It is now time to set the scene for our epic journey. It begins in the same place as many other “average American” households, and where it will end remains to be seen.
As of January 1, 2016 Alyssa and I had a grand total of $101,597.83 in debt between student loans, credit cards, and my car loan. We both had good jobs and were working to build retirement savings and pay down debt whenever possible, but we never really set up a budget. We made a few major life changes in 2016, namely deciding to move to Colorado by the end of the year (and doing it!) and me becoming a CPA. Our household gross income was around $95,000 for the year since we both left our jobs when we moved states on November 15th and didn’t begin our new jobs until January, 2017. Having a month with no work in a new state was great for getting acclimated to our new environment, but terrible for our finances. We woke up on Christmas morning with a serious financial hangover. It was at that moment Just Another Dollar was born; we decided that in order to really change our lives we needed some help, and an Internet full of accountability partners seemed like the perfect solution.
And now to our debt situation in 2016.. Alyssa was the rockstar of our family throughout the year and managed to reduce her Student Loan balance by almost $12,000 in addition to putting $7,000 into retirement! I was very “average” by comparison and only made minimum payments for the majority of the year. The process of me becoming a CPA cost us around $3,000 (review course, exam fees, & licensing costs) and a lot of time, effort, and stress on our relationship over the course of 8 months, but we emerged from it in September more committed to each other than ever before. In October, Alyssa sent her old, broken-down car down the road and borrowed $14,000 to purchase a reliable newer (used) SUV with the intention of keeping it and maintaining it for the long term. Moving states in November also commanded a ton of financial resources, and between piling up cash for our eight weeks of unemployment and paying rental deposits and first/last month’s rent we ended up with a $7,000 higher credit card balance. At the end of 2016, we had actually increased our Total Debt balance by $6,000 to our highest amount ever. $107,614.32 — OUCH!

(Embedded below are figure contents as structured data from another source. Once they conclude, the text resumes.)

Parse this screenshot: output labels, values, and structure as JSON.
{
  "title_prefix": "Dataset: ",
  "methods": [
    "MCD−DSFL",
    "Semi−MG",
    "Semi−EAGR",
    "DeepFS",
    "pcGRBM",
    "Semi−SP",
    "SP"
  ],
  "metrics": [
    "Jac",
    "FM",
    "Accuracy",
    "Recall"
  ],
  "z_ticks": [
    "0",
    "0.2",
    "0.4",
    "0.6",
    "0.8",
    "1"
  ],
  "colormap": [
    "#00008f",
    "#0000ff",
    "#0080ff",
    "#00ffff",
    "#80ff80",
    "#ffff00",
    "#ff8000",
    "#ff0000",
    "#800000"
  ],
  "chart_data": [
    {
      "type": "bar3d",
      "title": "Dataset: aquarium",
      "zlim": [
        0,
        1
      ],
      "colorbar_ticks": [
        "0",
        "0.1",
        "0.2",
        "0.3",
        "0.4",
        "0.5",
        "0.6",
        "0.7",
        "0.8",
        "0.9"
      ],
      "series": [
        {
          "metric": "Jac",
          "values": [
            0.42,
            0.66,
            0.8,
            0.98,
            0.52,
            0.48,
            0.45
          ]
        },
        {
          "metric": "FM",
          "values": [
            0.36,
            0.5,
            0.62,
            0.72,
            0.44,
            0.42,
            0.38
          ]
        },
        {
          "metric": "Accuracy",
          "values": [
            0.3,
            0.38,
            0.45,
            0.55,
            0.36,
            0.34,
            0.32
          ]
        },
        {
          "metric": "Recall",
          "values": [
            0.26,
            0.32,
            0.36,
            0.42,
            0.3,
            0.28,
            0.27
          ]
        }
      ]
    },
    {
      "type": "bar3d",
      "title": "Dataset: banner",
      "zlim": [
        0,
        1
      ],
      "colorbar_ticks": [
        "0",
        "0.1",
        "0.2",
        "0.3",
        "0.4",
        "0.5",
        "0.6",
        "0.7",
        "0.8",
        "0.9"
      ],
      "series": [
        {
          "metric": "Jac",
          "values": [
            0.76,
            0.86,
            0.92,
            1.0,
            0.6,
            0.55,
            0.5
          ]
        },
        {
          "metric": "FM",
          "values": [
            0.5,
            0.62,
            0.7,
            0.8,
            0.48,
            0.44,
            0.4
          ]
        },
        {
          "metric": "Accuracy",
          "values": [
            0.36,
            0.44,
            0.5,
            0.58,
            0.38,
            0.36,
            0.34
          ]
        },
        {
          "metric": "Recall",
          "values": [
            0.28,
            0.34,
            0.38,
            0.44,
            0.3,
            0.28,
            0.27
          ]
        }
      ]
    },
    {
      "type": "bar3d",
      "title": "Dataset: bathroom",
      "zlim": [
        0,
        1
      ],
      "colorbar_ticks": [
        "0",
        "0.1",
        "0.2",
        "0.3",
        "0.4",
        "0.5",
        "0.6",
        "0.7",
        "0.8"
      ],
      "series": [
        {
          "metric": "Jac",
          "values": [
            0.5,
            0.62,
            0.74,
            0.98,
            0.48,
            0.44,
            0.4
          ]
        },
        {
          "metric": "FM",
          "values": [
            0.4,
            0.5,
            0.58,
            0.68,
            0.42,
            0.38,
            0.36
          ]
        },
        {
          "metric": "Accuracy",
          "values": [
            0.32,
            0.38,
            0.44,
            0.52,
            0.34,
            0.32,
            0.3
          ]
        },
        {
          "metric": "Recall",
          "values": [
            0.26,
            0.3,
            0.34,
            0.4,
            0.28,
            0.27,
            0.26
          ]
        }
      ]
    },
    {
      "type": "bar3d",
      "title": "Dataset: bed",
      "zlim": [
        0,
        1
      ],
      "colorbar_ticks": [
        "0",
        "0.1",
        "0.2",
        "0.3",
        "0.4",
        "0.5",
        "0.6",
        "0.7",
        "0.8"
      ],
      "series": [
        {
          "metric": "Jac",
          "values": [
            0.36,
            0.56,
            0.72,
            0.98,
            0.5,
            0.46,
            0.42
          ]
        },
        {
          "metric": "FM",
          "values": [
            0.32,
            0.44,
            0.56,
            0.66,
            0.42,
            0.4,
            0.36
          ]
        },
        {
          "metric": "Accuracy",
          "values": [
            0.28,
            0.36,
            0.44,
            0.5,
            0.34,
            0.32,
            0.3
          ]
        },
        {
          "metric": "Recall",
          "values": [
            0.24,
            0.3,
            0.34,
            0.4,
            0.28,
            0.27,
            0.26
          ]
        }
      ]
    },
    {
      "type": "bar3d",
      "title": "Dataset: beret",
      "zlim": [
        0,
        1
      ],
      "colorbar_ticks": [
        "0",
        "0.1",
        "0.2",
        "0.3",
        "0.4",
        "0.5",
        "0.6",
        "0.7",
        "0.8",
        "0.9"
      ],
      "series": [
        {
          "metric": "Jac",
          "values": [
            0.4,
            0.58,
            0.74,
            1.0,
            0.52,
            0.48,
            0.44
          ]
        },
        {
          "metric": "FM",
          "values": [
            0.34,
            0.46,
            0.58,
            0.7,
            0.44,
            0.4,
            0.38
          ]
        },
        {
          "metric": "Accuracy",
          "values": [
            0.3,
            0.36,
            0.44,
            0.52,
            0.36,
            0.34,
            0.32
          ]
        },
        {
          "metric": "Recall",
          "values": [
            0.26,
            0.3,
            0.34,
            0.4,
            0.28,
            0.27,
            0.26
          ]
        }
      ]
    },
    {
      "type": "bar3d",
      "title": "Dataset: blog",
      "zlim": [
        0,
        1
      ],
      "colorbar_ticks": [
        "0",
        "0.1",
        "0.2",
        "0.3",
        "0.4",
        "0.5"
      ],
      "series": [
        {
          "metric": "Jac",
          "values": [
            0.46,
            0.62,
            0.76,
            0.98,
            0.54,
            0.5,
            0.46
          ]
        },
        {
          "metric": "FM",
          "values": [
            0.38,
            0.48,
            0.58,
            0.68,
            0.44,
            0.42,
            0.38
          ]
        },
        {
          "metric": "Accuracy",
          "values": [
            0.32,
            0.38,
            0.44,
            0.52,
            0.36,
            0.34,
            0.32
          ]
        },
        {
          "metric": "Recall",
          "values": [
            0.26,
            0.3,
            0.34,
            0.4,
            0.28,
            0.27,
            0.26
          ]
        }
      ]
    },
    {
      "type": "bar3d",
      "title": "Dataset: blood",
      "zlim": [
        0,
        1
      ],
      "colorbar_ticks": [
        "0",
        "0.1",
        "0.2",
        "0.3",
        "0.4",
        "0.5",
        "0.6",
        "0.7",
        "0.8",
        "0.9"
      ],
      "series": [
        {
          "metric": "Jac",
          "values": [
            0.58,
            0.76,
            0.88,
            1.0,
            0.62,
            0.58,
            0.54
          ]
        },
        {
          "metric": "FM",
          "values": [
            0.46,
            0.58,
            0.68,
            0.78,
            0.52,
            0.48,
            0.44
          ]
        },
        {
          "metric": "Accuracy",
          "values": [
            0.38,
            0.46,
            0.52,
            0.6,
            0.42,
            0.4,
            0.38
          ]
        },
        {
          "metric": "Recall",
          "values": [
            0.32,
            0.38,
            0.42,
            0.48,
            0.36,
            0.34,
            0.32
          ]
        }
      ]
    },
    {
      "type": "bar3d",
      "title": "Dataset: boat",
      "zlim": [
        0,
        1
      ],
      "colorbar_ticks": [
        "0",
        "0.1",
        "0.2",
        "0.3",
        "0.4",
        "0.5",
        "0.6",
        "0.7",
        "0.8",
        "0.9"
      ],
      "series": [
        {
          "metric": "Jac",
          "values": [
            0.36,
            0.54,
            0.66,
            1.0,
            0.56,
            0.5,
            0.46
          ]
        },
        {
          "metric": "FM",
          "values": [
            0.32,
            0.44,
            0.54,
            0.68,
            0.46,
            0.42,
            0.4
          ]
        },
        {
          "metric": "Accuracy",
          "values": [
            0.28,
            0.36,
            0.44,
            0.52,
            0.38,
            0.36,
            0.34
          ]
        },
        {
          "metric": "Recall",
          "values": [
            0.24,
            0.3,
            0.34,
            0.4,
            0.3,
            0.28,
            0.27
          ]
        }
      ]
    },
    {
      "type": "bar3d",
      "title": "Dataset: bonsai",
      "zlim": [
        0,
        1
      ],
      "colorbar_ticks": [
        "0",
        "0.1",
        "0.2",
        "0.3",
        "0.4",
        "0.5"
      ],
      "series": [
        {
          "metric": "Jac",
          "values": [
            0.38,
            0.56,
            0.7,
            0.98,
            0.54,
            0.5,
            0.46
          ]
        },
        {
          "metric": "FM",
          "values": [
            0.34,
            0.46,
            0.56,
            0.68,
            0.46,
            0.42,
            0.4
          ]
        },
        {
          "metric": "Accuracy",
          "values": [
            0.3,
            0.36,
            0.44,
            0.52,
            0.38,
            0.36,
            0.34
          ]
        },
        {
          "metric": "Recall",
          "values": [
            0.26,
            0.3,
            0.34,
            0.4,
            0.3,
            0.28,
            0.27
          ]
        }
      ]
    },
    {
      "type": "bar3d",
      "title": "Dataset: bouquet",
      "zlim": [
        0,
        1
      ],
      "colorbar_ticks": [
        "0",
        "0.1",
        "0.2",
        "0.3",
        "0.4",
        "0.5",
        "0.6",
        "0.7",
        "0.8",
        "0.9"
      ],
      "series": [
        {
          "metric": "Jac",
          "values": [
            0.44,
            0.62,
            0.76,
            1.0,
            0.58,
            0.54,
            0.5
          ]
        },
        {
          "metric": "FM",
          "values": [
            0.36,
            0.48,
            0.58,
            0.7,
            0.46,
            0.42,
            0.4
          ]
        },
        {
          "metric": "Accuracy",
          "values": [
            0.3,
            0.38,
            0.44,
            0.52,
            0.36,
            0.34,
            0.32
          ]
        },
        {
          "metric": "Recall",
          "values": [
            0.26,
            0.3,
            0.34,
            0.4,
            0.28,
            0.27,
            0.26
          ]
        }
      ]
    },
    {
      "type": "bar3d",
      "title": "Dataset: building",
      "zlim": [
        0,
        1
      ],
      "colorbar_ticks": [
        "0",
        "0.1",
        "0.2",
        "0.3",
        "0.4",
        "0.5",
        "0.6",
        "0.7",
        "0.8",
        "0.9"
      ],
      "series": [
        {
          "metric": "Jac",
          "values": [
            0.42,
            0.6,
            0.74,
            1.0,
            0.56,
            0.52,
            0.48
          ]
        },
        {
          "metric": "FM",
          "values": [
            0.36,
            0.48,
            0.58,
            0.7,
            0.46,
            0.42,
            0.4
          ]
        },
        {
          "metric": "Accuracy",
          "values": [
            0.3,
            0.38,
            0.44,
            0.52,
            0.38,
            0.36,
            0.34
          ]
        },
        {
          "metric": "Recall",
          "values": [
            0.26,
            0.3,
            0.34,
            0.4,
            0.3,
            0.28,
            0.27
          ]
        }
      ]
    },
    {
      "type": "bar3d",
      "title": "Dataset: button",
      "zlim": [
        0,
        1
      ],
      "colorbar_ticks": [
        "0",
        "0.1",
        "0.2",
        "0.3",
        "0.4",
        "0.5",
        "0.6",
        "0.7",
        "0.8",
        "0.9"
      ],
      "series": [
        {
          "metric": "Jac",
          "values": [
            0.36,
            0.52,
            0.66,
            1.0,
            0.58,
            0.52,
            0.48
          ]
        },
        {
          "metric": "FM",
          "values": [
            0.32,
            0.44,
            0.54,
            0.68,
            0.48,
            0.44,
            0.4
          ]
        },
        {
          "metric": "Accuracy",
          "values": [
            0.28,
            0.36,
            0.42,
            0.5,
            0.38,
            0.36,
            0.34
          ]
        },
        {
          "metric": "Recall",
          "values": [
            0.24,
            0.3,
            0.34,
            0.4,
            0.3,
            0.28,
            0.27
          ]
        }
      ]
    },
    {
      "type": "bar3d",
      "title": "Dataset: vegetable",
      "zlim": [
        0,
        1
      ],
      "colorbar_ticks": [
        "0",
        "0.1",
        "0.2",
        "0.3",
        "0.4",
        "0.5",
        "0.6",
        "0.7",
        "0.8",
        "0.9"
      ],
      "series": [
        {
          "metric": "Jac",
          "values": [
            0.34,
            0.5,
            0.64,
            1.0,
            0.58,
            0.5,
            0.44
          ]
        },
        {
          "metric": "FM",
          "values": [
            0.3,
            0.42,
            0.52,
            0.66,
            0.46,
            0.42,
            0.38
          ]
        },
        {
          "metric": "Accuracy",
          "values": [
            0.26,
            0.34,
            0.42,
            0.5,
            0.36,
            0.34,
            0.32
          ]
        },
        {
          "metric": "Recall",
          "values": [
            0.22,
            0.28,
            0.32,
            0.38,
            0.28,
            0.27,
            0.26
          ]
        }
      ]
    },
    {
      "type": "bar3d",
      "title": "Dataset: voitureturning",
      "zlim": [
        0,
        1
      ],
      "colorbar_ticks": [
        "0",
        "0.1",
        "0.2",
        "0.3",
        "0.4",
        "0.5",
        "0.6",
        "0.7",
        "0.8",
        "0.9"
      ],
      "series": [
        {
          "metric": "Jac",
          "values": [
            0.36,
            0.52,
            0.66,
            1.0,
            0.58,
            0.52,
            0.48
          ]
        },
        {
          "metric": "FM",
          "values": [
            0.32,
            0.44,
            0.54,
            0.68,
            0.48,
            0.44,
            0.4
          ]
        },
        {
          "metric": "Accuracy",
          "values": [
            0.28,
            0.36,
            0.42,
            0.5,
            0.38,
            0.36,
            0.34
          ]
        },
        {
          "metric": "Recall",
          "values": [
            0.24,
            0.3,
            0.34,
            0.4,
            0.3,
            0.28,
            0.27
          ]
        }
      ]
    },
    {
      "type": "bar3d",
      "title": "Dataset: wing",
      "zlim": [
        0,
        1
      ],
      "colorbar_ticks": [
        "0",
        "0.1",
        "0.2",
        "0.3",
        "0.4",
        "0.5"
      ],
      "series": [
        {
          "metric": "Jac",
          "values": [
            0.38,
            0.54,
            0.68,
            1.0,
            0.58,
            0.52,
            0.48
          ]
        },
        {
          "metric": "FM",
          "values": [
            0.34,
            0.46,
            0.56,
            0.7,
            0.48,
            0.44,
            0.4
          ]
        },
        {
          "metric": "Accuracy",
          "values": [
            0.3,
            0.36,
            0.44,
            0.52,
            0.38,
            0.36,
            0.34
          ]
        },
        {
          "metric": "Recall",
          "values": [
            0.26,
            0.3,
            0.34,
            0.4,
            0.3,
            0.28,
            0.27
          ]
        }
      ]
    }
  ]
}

We are starting fresh in 2017. We will be living on a budget, making responsible decisions, and focusing on our number one goal (to be Debt Free). Coming soon, you’ll see posts from us on our budgeting plan (including frequent accountability check-ins), specific goals for debt repayment (and how we’ll achieve them), and what we dream of doing with the rest of our lives. While our household income in Colorado will be considerably less to start ($85,000) than what we left in Minnesota ($105,000) we hope to be back over $100k by the end of 2017. It will be critical for us to work on our behavior changes while our income is reduced so that as our disposable income rises, our spending habits stay in check and our progress improves.